Monday, May 22, 2006


The most dramatic change in the Chinese military was the establishment of the Whampoa Military Academy. Sun and Jiang both recognized the need for scientific and systematic approach to training officers. Sun may have been more interested in insuring that the most advanced military science and tactics were taught, while Jiang was perhaps more interested in insuring that officers had correct political thoughts. They established the academy to accomplish both their goals, and largely succeeded, at least initially. Mr Lawrence pointed out the role the Soviets had in establishing Whampoa, and Whampoa’s importance in fielding new weaponry for the prolonged period of warfare from 1911 to 1946. However, I would argue that Whampoa’s larger importance was in the shared experience and zeal it fostered in the officer corps. This esprit de corps among the young officers served the Nationalists well as they grew up to assume more senior leadership positions in the military of the Republic of China, and helped the ROC to hang on, even after retreat to Taiwan.

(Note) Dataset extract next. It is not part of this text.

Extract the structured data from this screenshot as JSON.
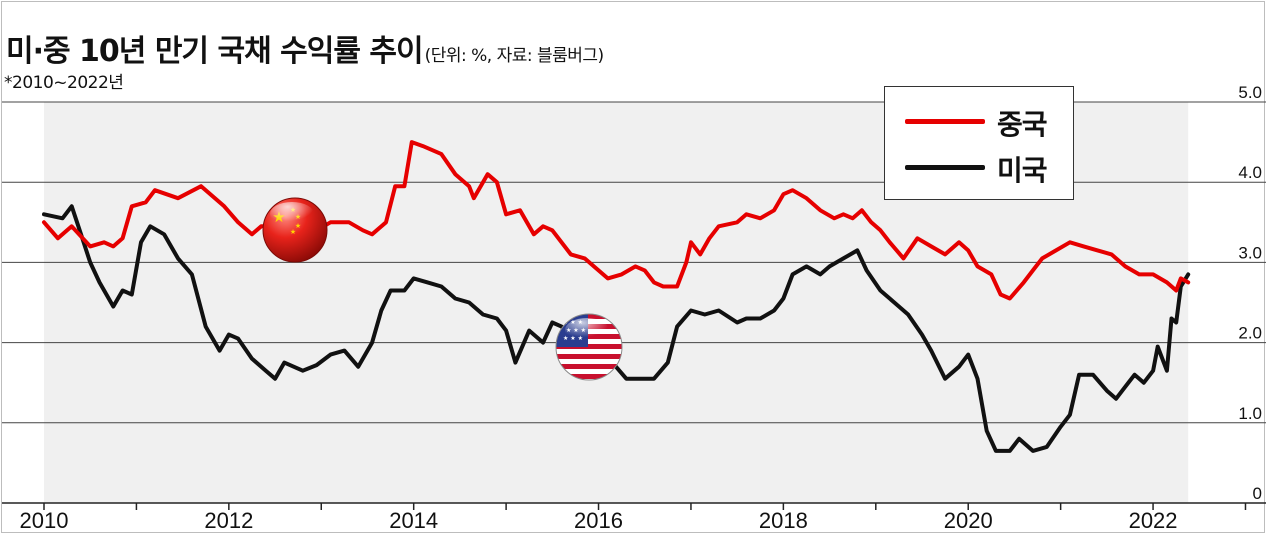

One thing that did not change was the basic organization of the Chinese military. Warlords raised armies, and controlled territory until they were defeated or bought off by other warlords. It was interesting to read the analysis of the warlords by Edward McCord on page 176 of the Graff text. McCord makes an elaborate argument that the warlords after the turn of the century did not have any direct linkage to the warlords to whom the Qing dynasty turned for defense from the Taipings. Then, one paragraph later, McCord points out that dynasties had made a calculated decision not to have a unified army to defend against any one commander becoming strong enough to challenge for the throne. McCord calls this policy “military fragmentation.” To my mind, McCord is shaving the point too thin by denying direct linkages between the warlords of the different eras. It seems significant however that 70 years apart, we have virtually identical military organizations arising from the Chinese body politic.

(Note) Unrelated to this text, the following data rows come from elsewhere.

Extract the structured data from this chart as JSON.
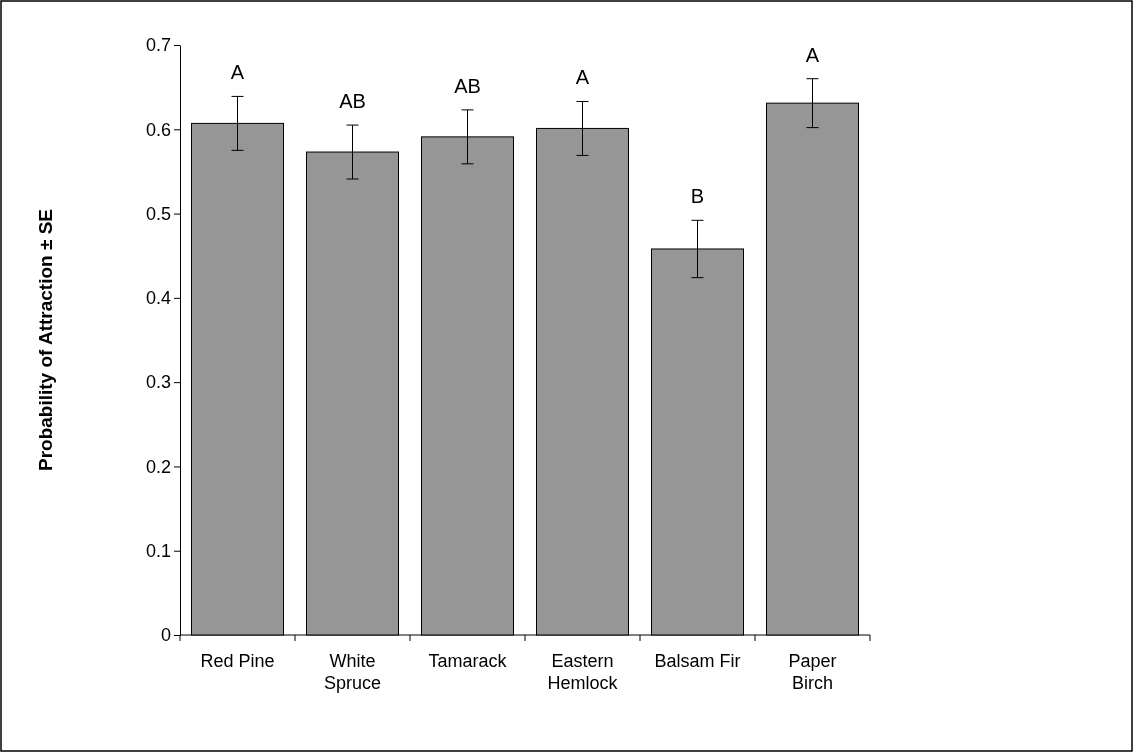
{
  "chart_data": {
    "type": "bar",
    "ylabel": "Probability of Attraction ± SE",
    "categories": [
      "Red Pine",
      "White\nSpruce",
      "Tamarack",
      "Eastern\nHemlock",
      "Balsam Fir",
      "Paper\nBirch"
    ],
    "values": [
      0.607,
      0.573,
      0.591,
      0.601,
      0.458,
      0.631
    ],
    "errors": [
      0.032,
      0.032,
      0.032,
      0.032,
      0.034,
      0.029
    ],
    "color": "#969696",
    "ylim": [
      0,
      0.7
    ],
    "yticks": [
      0,
      0.1,
      0.2,
      0.3,
      0.4,
      0.5,
      0.6,
      0.7
    ],
    "grid": false,
    "annotations": [
      "A",
      "AB",
      "AB",
      "A",
      "B",
      "A"
    ]
  }
}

It seems McCord is also missing the larger picture as well. Throughout Chinese history, strongmen have arisen from somewhere in the provinces, and if they were able, challenged to be declared emperor in a bid to unify China. These men did not have royal lineage to give legitimacy to their claims; to paraphrase Mao, their political power and legitimacy came from the point of a spear, or the barrel of a gun. The chaos of the competing warlords was an expression of the egalitarianism at work in the Chinese dynastic succession. Any strongman, regardless of his background, with the wherewithal and good fortune could seize power. For lack of a better term, warlord-ism is the Chinese way.

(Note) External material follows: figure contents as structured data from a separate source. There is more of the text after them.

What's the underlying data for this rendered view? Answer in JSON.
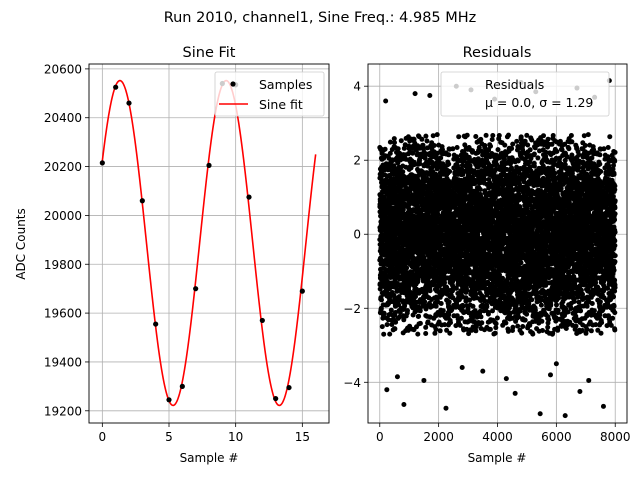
{
  "suptitle": "Run 2010, channel1, Sine Freq.: 4.985 MHz",
  "chart_data": [
    {
      "type": "scatter",
      "title": "Sine Fit",
      "xlabel": "Sample #",
      "ylabel": "ADC Counts",
      "xlim": [
        -1,
        17
      ],
      "ylim": [
        19150,
        20620
      ],
      "xticks": [
        0,
        5,
        10,
        15
      ],
      "yticks": [
        19200,
        19400,
        19600,
        19800,
        20000,
        20200,
        20400,
        20600
      ],
      "grid": true,
      "legend_position": "top-right",
      "series": [
        {
          "name": "Samples",
          "kind": "scatter",
          "color": "#000000",
          "x": [
            0,
            1,
            2,
            3,
            4,
            5,
            6,
            7,
            8,
            9,
            10,
            11,
            12,
            13,
            14,
            15
          ],
          "y": [
            20215,
            20525,
            20460,
            20060,
            19555,
            19245,
            19300,
            19700,
            20205,
            20540,
            20535,
            20075,
            19570,
            19250,
            19295,
            19690
          ]
        },
        {
          "name": "Sine fit",
          "kind": "line",
          "color": "#ff0000",
          "model": {
            "offset": 19887,
            "amplitude": 665,
            "period": 7.97,
            "phase_x": 1.32,
            "x_range": [
              0,
              16
            ]
          }
        }
      ]
    },
    {
      "type": "scatter",
      "title": "Residuals",
      "xlabel": "Sample #",
      "xlim": [
        -400,
        8400
      ],
      "ylim": [
        -5.1,
        4.6
      ],
      "xticks": [
        0,
        2000,
        4000,
        6000,
        8000
      ],
      "yticks": [
        -4,
        -2,
        0,
        2,
        4
      ],
      "grid": true,
      "legend_position": "top-right",
      "series": [
        {
          "name": "Residuals",
          "kind": "scatter",
          "color": "#000000",
          "points": [
            [
              2250,
              -4.7
            ],
            [
              5450,
              -4.85
            ],
            [
              6300,
              -4.9
            ],
            [
              7600,
              -4.65
            ],
            [
              820,
              -4.6
            ],
            [
              240,
              -4.2
            ],
            [
              4600,
              -4.3
            ],
            [
              6800,
              -4.25
            ],
            [
              3100,
              3.9
            ],
            [
              4800,
              4.1
            ],
            [
              7800,
              4.15
            ],
            [
              6700,
              3.95
            ],
            [
              1200,
              3.8
            ],
            [
              5300,
              3.85
            ],
            [
              200,
              3.6
            ],
            [
              7300,
              3.7
            ],
            [
              2600,
              4.0
            ],
            [
              1700,
              3.75
            ],
            [
              3900,
              3.65
            ],
            [
              4300,
              -3.9
            ],
            [
              1500,
              -3.95
            ],
            [
              5800,
              -3.8
            ],
            [
              7100,
              -3.95
            ],
            [
              3500,
              -3.7
            ],
            [
              600,
              -3.85
            ],
            [
              2800,
              -3.6
            ],
            [
              6000,
              -3.5
            ]
          ],
          "cloud": {
            "count": 8000,
            "x_range": [
              0,
              8000
            ],
            "std": 1.29,
            "clip": 2.7
          }
        }
      ],
      "annotation": {
        "lines": [
          "Residuals",
          "μ = 0.0, σ = 1.29"
        ]
      }
    }
  ]
}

Another change in the Chinese military was having Sun Yatsen as the philosophical voice and Jiang Jieshi as the front man for their attempts at reform. Sun had a western education, and could make his case for the superiority of his claim to power in English to the press and diplomats of the world. He had the ability to craft a simple yet still vague philosophy such that both the Chinese communists and the Republic of China claim him as a founding father. Sun also had the keen insight to turn to the western world for military training assistance and for arms. Sun also had an able subordinate in Jiang, who though may not have been the most tactically sound General, was on occasion, politically astute and was an excellent commandant of the Whampoa Academy mentioned earlier. Jiang also had a polished, Christian wife who sold the world on the idea that Jiang and the Nationalists were more than just regional army vying for power. Together, Sun and Jiang modernized their army, forced their opponents to do the same and were able to entrench their military vision so that it outlasted their own lives. These men brought major change in the Chinese military. However, if one strips away the philosophical pretense, one finds that Sun and Jiang WERE just warlords, albeit ones who had some western education, good American PR and, paradoxically, the good fortune to have truly despicable characters like the Chinese Communists as their enemy.

Of note, the Chinese way stands in contrast to the Japanese who were able through discipline and luck to restrict power at the highest levels to just a few families.